「日本柔道の花形」と形容される男子最重量級にフランス人の絶対王者が君臨している。100キロ超級でオリンピック(五輪)2連覇、世界選手権8連覇のテディ・リネール(30)だ。このほど、日刊スポーツの取材に応じ、国際大会152連勝中の「負けない柔道家」が、3連覇を狙う20年東京五輪への思いを語った。【取材・構成=峯岸佑樹】絶対王者に「柔よく剛を制す」という言葉は当てはまらない。203センチ、150キロの巨体ながら、俊敏さを兼ね備える。その肉体はまさに筋肉の塊だ。リネールは、3連覇を狙う東京五輪へ並々ならぬ決意を口にした。「柔道の故郷で必ずタイトルを取る。今からドキドキしている。残りの準備期間で100~150%の状態にして、目標を達成してみせる」。
「常に全力」という言葉を大切に、勝利への異常な執念を持つ。「勝つことが大好き。全てのことで勝ちたい」。根っからの負けず嫌いで、子供相手のテレビゲームやじゃんけんでも勝ちにこだわる。柔道では絶対王者として、稽古でも試合を想定して「1度も背中を畳につけない」と決めている。国際大会や合宿には、専属コーチやトレーナーらを帯同させ「チームリネール」となって世界中を駆け回る。合宿では乱取りの他、ジュニア時代から指導を受ける体重60キロのシャンビリーコーチと素早い組み手や寝技強化に励み、それ以外は独自の筋力トレーニングに時間を費やす。137キロをベスト体重とするが、16年リオデジャネイロ五輪後の長期休養でケーキを食べ過ぎて165キロまで増量。それ以降は、栄養士に徹底した食事管理を受け、肉体改造に取り組んでいる。年齢を重ね、柔道との向き合い方も変化した。「頭脳が大きな武器になっている。体力が衰えても周りは『強い』と評価するが、自分では『強くない』と感じている。今は常に勝つための最善策を逆算して考え、これまで以上の稽古に励んでいる」。

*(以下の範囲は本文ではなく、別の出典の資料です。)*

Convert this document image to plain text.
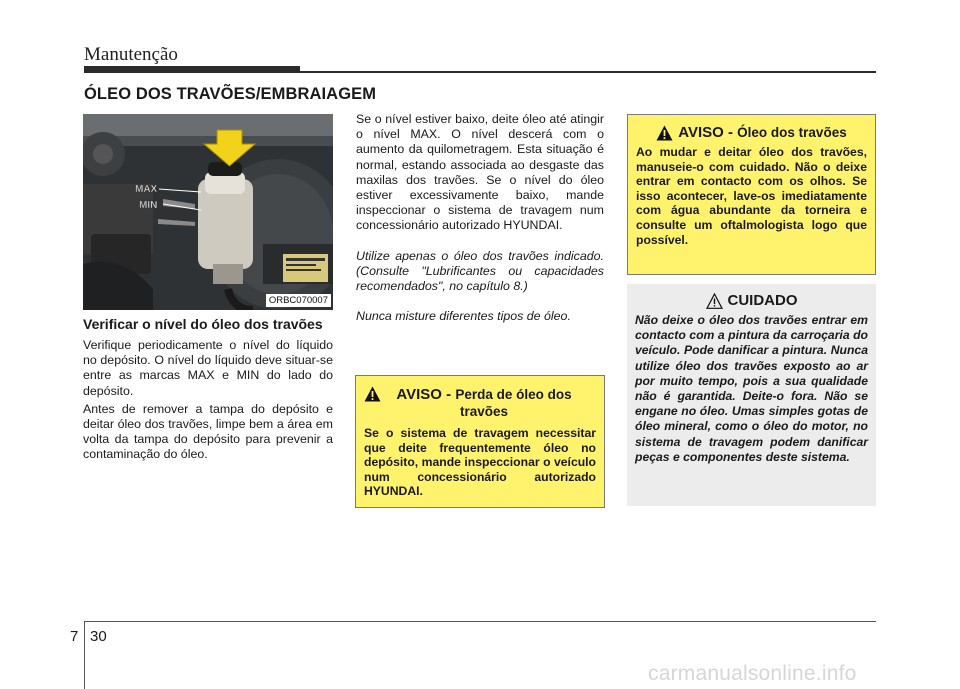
Manutenção
ÓLEO DOS TRAVÕES/EMBRAIAGEM
MAX
MIN
ORBC070007
Verificar o nível do óleo dos travões

Verifique periodicamente o nível do líquido no depósito. O nível do líquido deve situar-se entre as marcas MAX e MIN do lado do depósito.

Antes de remover a tampa do depósito e deitar óleo dos travões, limpe bem a área em volta da tampa do depósito para prevenir a contaminação do óleo.

Se o nível estiver baixo, deite óleo até atingir o nível MAX. O nível descerá com o aumento da quilometragem. Esta situação é normal, estando associada ao desgaste das maxilas dos travões. Se o nível do óleo estiver excessivamente baixo, mande inspeccionar o sistema de travagem num concessionário autorizado HYUNDAI.

Utilize apenas o óleo dos travões indicado. (Consulte "Lubrificantes ou capacidades recomendados", no capítulo 8.)

Nunca misture diferentes tipos de óleo.

AVISO - Perda de óleo dos travões

Se o sistema de travagem necessitar que deite frequentemente óleo no depósito, mande inspeccionar o veículo num concessionário autorizado HYUNDAI.

AVISO -
Óleo dos travões

Ao mudar e deitar óleo dos travões, manuseie-o com cuidado. Não o deixe entrar em contacto com os olhos. Se isso acontecer, lave-os imediatamente com água abundante da torneira e consulte um oftalmologista logo que possível.

CUIDADO

Não deixe o óleo dos travões entrar em contacto com a pintura da carroçaria do veículo. Pode danificar a pintura. Nunca utilize óleo dos travões exposto ao ar por muito tempo, pois a sua qualidade não é garantida. Deite-o fora. Não se engane no óleo. Umas simples gotas de óleo mineral, como o óleo do motor, no sistema de travagem podem danificar peças e componentes deste sistema.

7 30
carmanualsonline.info
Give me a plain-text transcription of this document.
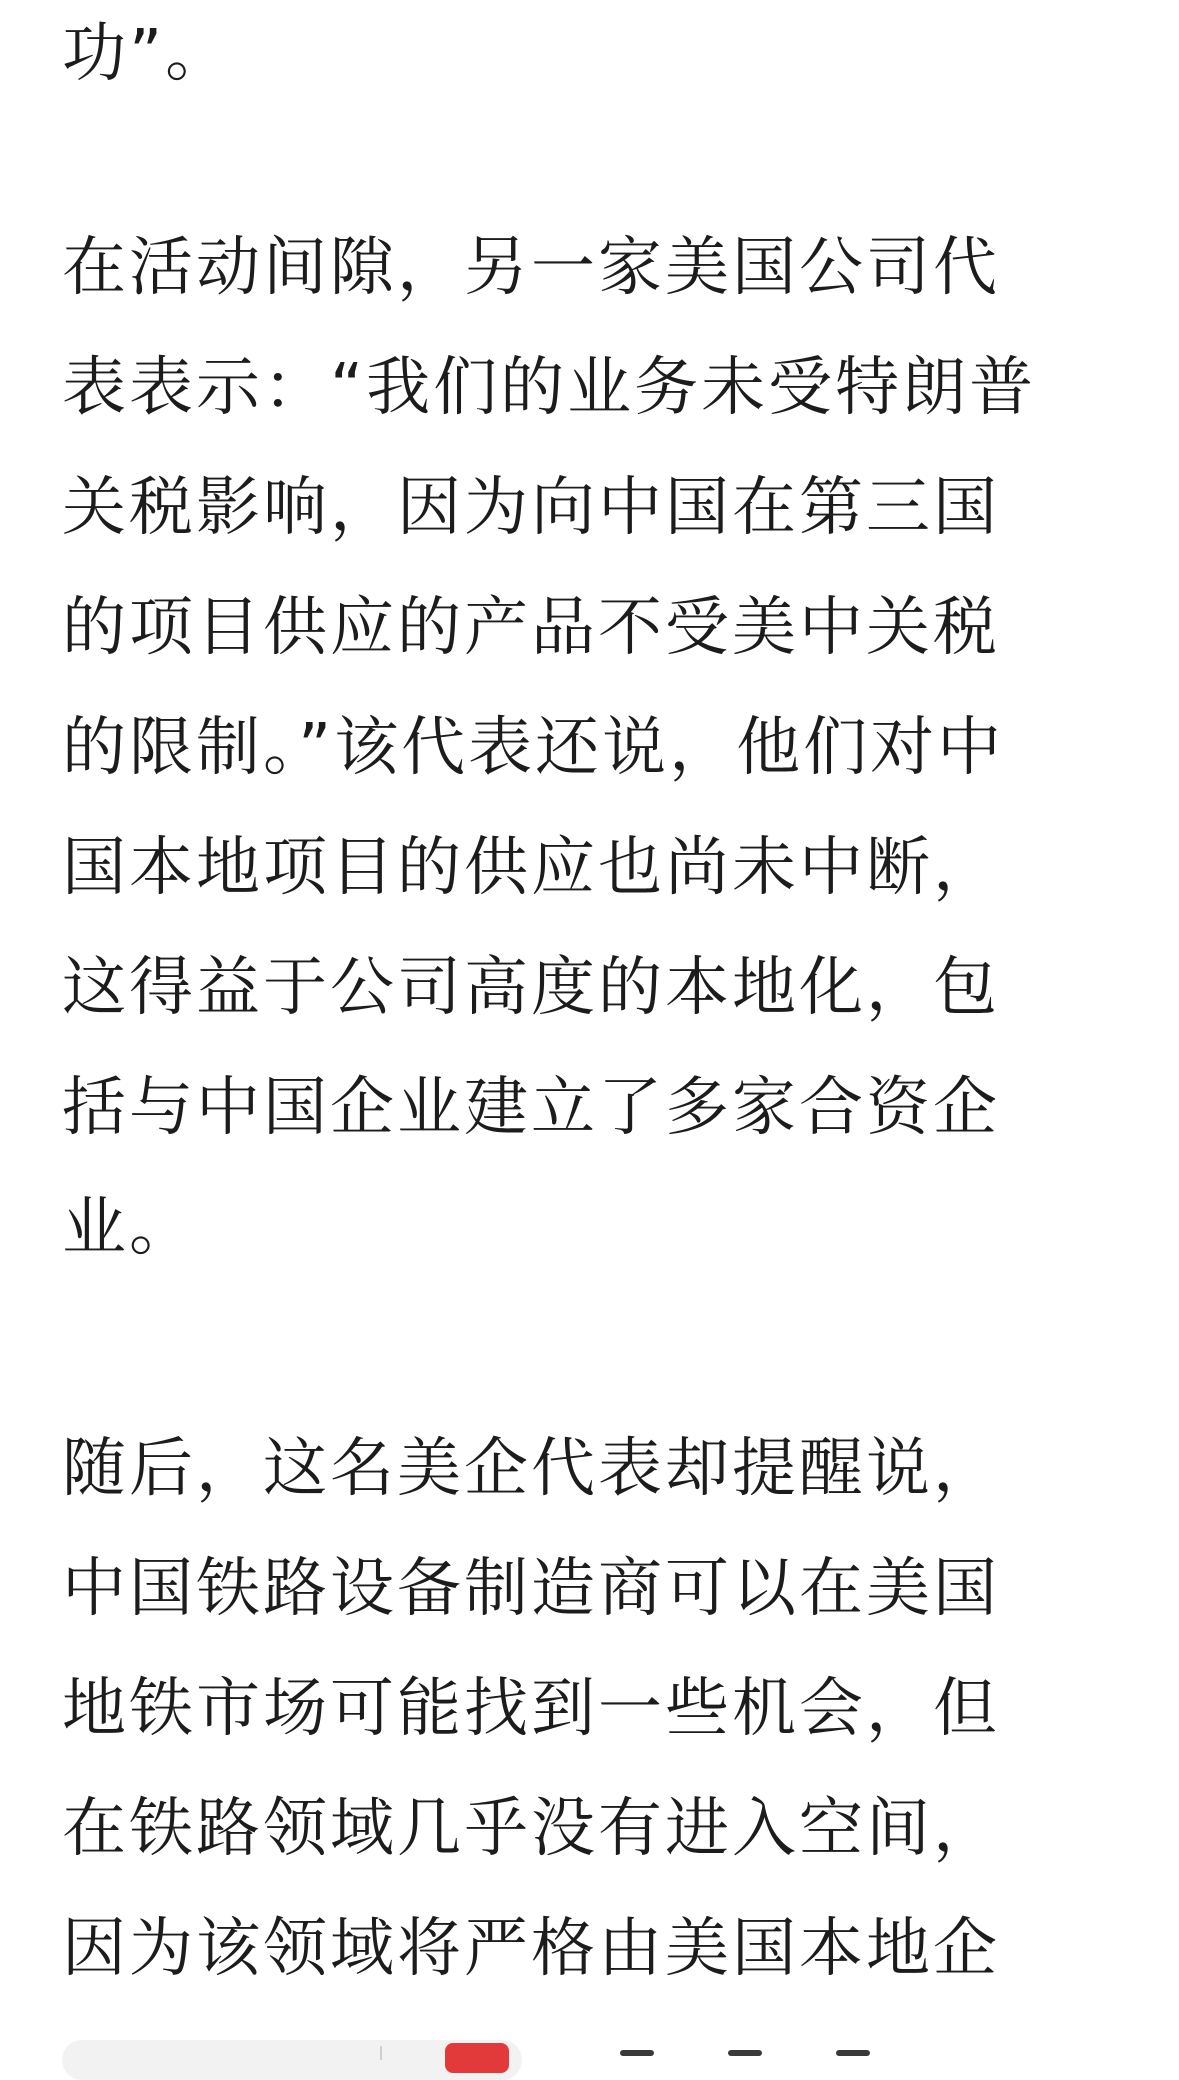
功”。
在活动间隙，另一家美国公司代
表表示：“我们的业务未受特朗普
关税影响，因为向中国在第三国
的项目供应的产品不受美中关税
的限制。”该代表还说，他们对中
国本地项目的供应也尚未中断，
这得益于公司高度的本地化，包
括与中国企业建立了多家合资企
业。
随后，这名美企代表却提醒说，
中国铁路设备制造商可以在美国
地铁市场可能找到一些机会，但
在铁路领域几乎没有进入空间，
因为该领域将严格由美国本地企
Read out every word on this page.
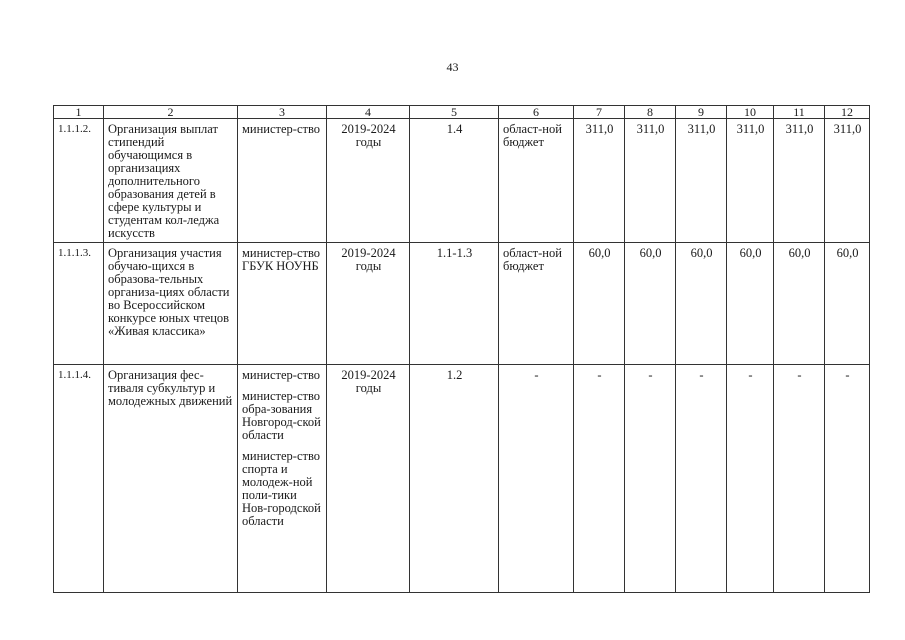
43
1	2	3	4	5	6	7	8	9	10	11	12
1.1.1.2.	Организация выплат стипендий обучающимся в организациях дополнительного образования детей в сфере культуры и студентам кол-леджа искусств	министер-ство	2019-2024 годы	1.4	област-ной бюджет	311,0	311,0	311,0	311,0	311,0	311,0
1.1.1.3.	Организация участия обучаю-щихся в образова-тельных организа-циях области во Всероссийском конкурсе юных чтецов «Живая классика»	министер-ство ГБУК НОУНБ	2019-2024 годы	1.1-1.3	област-ной бюджет	60,0	60,0	60,0	60,0	60,0	60,0
1.1.1.4.	Организация фес-тиваля субкультур и молодежных движений	министер-ство
министер-ство обра-зования Новгород-ской области
министер-ство спорта и молодеж-ной поли-тики Нов-городской области	2019-2024 годы	1.2	-	-	-	-	-	-	-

○…リネールは、意外な顔を持つ。競技引退後を考え、17歳でパリを拠点とするスポーツビジネス会社を起業。スポーツマーケティングを学ぶ学校も開校し、経営者としても活躍する。欧州での大会では、時短のためヘリコプターをチャーター。柔道を「最優先」とするが、「ボス(=社長)とパパの仕事もあるから忙しいよ」。フランスでは、最も影響力のあるスポーツ選手で1位に輝いたこともあり、レキップ紙が昨年4月1日のエープリルフールに「リネール柔道引退。ラグビーに転向」と報道して、大きな反響を呼んだ。